Commentary by Eoin Treacy

Mortgages Hit Zero for First Time in Danish Rate History

This article by Frances Schwartzkopff for Bloomberg may be of interest to subscribers. Here is a section:

Denmark introduced negative rates in 2012 as investors seeking refuge from Europe’s debt crisis piled into AAA-rated krone assets, threatening to destabilize the country’s euro peg. Back then, when Nodgaard was head of the Financial Supervisory Authority, he said negative rates were unlikely to hurt banks since lower impairments would offset a decline in interest income.

But no one expected negative rates to last this long. While banks initially benefited from lower impairments and inflated asset prices, their business models are struggling to withstand persistently low rates.

Last year Denmark’s banking and mortgage industry reported its lowest operating profit in at least five years, while return on equity hit a three-year low. Some banks are now looking into passing on the cost of negative rates to retail customers, broaching a subject that was once considered taboo.

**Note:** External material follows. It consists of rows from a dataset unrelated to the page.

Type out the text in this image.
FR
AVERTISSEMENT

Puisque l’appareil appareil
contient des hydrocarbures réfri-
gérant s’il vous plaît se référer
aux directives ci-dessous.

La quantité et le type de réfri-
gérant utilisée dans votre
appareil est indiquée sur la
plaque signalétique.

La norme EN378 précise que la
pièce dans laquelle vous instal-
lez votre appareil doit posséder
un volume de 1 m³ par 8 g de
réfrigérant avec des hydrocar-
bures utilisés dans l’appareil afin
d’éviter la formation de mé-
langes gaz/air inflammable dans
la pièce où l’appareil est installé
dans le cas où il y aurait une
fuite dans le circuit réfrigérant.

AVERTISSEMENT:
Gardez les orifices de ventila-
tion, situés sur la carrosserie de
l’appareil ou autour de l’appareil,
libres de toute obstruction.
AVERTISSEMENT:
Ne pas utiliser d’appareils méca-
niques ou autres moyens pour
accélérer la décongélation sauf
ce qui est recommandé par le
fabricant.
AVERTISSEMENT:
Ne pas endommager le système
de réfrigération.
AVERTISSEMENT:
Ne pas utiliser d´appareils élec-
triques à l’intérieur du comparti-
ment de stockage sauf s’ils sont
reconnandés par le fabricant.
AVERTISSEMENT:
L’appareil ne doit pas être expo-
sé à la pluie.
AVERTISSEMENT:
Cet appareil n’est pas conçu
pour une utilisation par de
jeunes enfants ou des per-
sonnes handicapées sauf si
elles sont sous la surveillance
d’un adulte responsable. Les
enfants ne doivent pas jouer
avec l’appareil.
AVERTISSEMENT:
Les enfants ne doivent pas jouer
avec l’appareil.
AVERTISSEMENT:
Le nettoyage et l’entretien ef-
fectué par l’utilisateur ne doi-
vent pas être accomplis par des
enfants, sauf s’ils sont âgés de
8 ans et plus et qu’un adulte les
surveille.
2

The interest rate on current-account deposits at the central bank and the amount that lenders can place there are among a handful of levers that the central bank uses to maintain the krone’s peg to the euro.

The central bank has raised its current-account limit before, most notably back in 2015 when Switzerland’s decision to send its franc into a free float fanned speculation Denmark would be next. Back then, the Danish central bank raised its current account limit to 174 billion kroner.

Eoin Treacy's view

Ben Bernanke’s fateful words “Deflation, making sure it doesn’t happen here” must be ringing through the halls of central banks the world over as $15 trillion in negative yielding bonds are pricing in a deflationary spiral the like of which the world has seldom seen. What Denmark’s experience with negative rates tells us is that traditional banking is doomed without some form of exaggerated assistance from the government. Perhaps more importantly, once accepted negative rates seem like a hard habit to kick.

The reality is there are ways to move interest rates off of zero but they are completely politically untenable at the moment. The big question is what has to happen to make those solutions realisable. A recession is one potential outcome. A war is another. Helicopter money, universal basic income, debt forgiveness or a debt jubilee would all function as massive inflationary forces that could help to change the debt metrics.


Until then banks are likely to remain underperformers. The Euro STOXX Banks Index remains in a downtrend and its pan-European equivalent is testing the lows for the decade.